Genome Data: Finding Trait Genes Using a Dense Marker Map
Katy Simonsen,
Department of Statistics, Purdue University
(with Lauren McIntyre, Duke University)
The search for genes involved in human disease is a problem with complex biological, computational, and statistical components. Many tests have been devised to detect association between individual genetic markers and disease; these tests are typically performed at markers spaced throughout the genome. Conventional methods used to correct for this multiple testing assume that the markers are independent. However, advances in marker technology are producing more dense marker maps. These closely spaced markers are not independent, since their recent common evolutionary history induces correlation. In this case, the standard Bonferroni correction is inappropriately conservative and results in low power. Instead, Monte-Carlo methods can be used to control Type I error, and result in more powerful testing procedures. A coalescent process is developed to simulate markers and disease genes while building historical correlation into the data according to evolutionary models. These simulated data are analyzed using the Monte-Carlo procedure to assess significance, and contrasted with the results of a Bonferroni correction. As expected,the Monte-Carlo procedure found to be more powerful when markers are correlated, and the change in power can be related to various evolutionary parameters.
11:00 a.m.
Models of Protein Evolution Incorporating Correlation
Kay S. Tatsuoka,
NISS
Francoise Seillier-Moiseiwitsch, UNC Biostatistics
Alex Stark, National Institute of Statistical Sciences
Keywords: phylogeny, MCMC
An evolutionary tree gives a clustering of proteins based on their amino acid sequences. Most methods for reconstructing the evolutionary history (phylogeny) of a set of proteins rely on one or both of the following:
(i) mutations of amino acids at distinct positions occur independently, an assumption that is often violated,
(ii) the substitution matrix modelling the mutations is based on a database of proteins which may be too general for the particular protein(s) under study.

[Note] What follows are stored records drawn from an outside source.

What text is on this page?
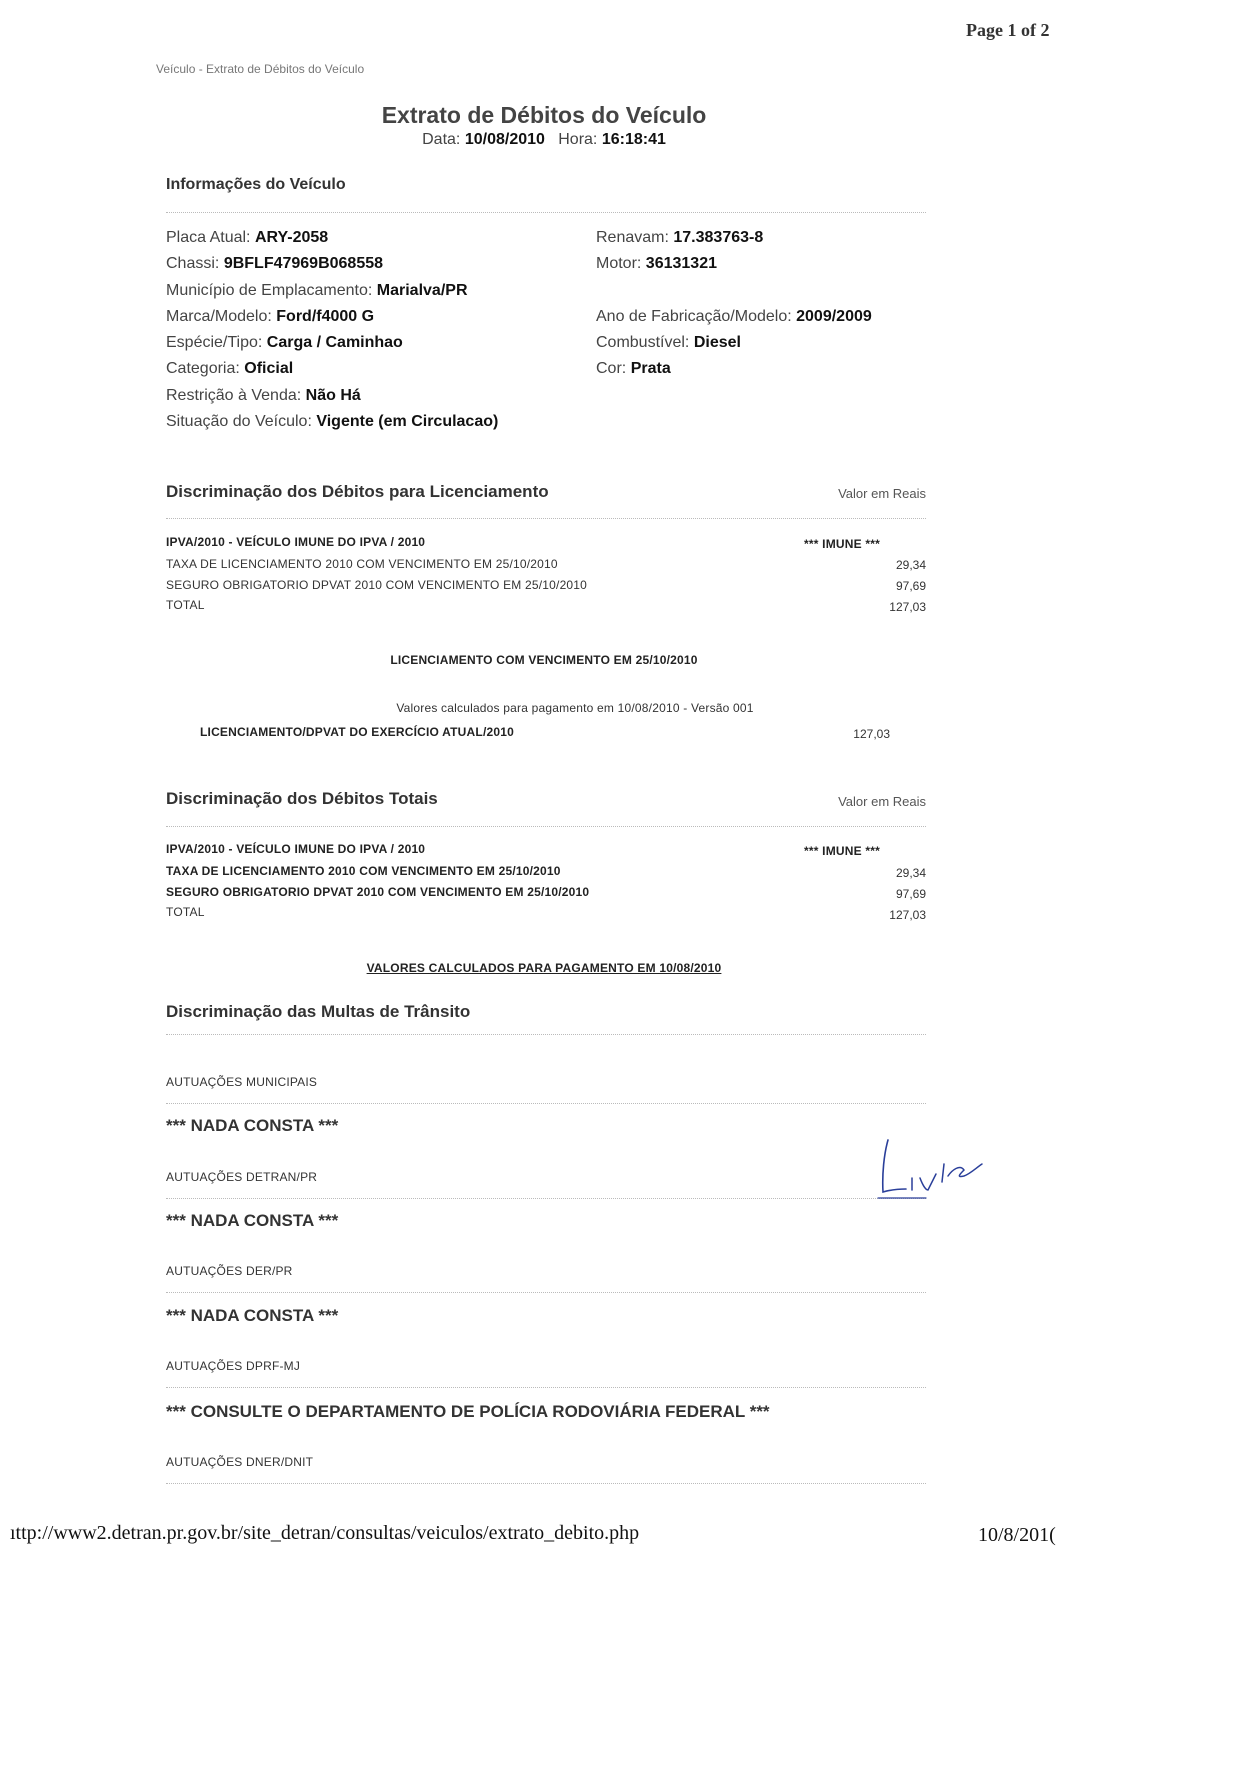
Page 1 of 2
Veículo - Extrato de Débitos do Veículo
Extrato de Débitos do Veículo
Data: 10/08/2010 Hora: 16:18:41
Informações do Veículo
Placa Atual: ARY-2058
Chassi: 9BFLF47969B068558
Município de Emplacamento: Marialva/PR
Marca/Modelo: Ford/f4000 G
Espécie/Tipo: Carga / Caminhao
Categoria: Oficial
Restrição à Venda: Não Há
Situação do Veículo: Vigente (em Circulacao)
Renavam: 17.383763-8
Motor: 36131321
Ano de Fabricação/Modelo: 2009/2009
Combustível: Diesel
Cor: Prata
Discriminação dos Débitos para Licenciamento	Valor em Reais
IPVA/2010 - VEÍCULO IMUNE DO IPVA / 2010	*** IMUNE ***
TAXA DE LICENCIAMENTO 2010 COM VENCIMENTO EM 25/10/2010	29,34
SEGURO OBRIGATORIO DPVAT 2010 COM VENCIMENTO EM 25/10/2010	97,69
TOTAL	127,03
LICENCIAMENTO COM VENCIMENTO EM 25/10/2010
Valores calculados para pagamento em 10/08/2010 - Versão 001
LICENCIAMENTO/DPVAT DO EXERCÍCIO ATUAL/2010	127,03
Discriminação dos Débitos Totais	Valor em Reais
IPVA/2010 - VEÍCULO IMUNE DO IPVA / 2010	*** IMUNE ***
TAXA DE LICENCIAMENTO 2010 COM VENCIMENTO EM 25/10/2010	29,34
SEGURO OBRIGATORIO DPVAT 2010 COM VENCIMENTO EM 25/10/2010	97,69
TOTAL	127,03
VALORES CALCULADOS PARA PAGAMENTO EM 10/08/2010
Discriminação das Multas de Trânsito
AUTUAÇÕES MUNICIPAIS
*** NADA CONSTA ***
AUTUAÇÕES DETRAN/PR
*** NADA CONSTA ***
AUTUAÇÕES DER/PR
*** NADA CONSTA ***
AUTUAÇÕES DPRF-MJ
*** CONSULTE O DEPARTAMENTO DE POLÍCIA RODOVIÁRIA FEDERAL ***
AUTUAÇÕES DNER/DNIT
ıttp://www2.detran.pr.gov.br/site_detran/consultas/veiculos/extrato_debito.php	10/8/201(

We introduce a computationally tractable model that allows for correlated mutations in two or more positions. The substitution matrix for our model is estimated from the primary sequences. We use MCMC to explore tree space and compute the posterior probabilities of trees. We propose a test statistic for testing independence of positions that takes into account the phylogeny. We illustrate our methods on a large set of amino acid sequences from HIV protease. This is joint work with Francoise Seillier-Moiseiwitsch and Alex Stark.
11:30 a.m.
Group Testing with Blockers and Synergism
Minge Xie,
Department of Statistics, Rutgers University
This paper develops models and estimation procedures to obtain quantitative information from data in group testing practice. It studies several group testing procedures under violations of the standard assumption adopted by Dorfman (1943) and many others that tested items act independently of one another. The violations are: (1) when there are blockers, objects that when placed in a pool with a positive cause the pool to test negative; (2) when there are combination effects, synergism or additive effect, that cause a pool containing no single active compounds to test active. Our investigation is focused on but not limited to the square array pooling method (Phatarfod and Sudbury (1994)). This research is motivated by the need to study group testing (compound) samples in large pharmaceutical companies, but the results have potential applications in other areas such as blood screening and HIV testing. The methodologies are illustrated through simulations and a drug discovery data set from Glaxo Wellcome Inc.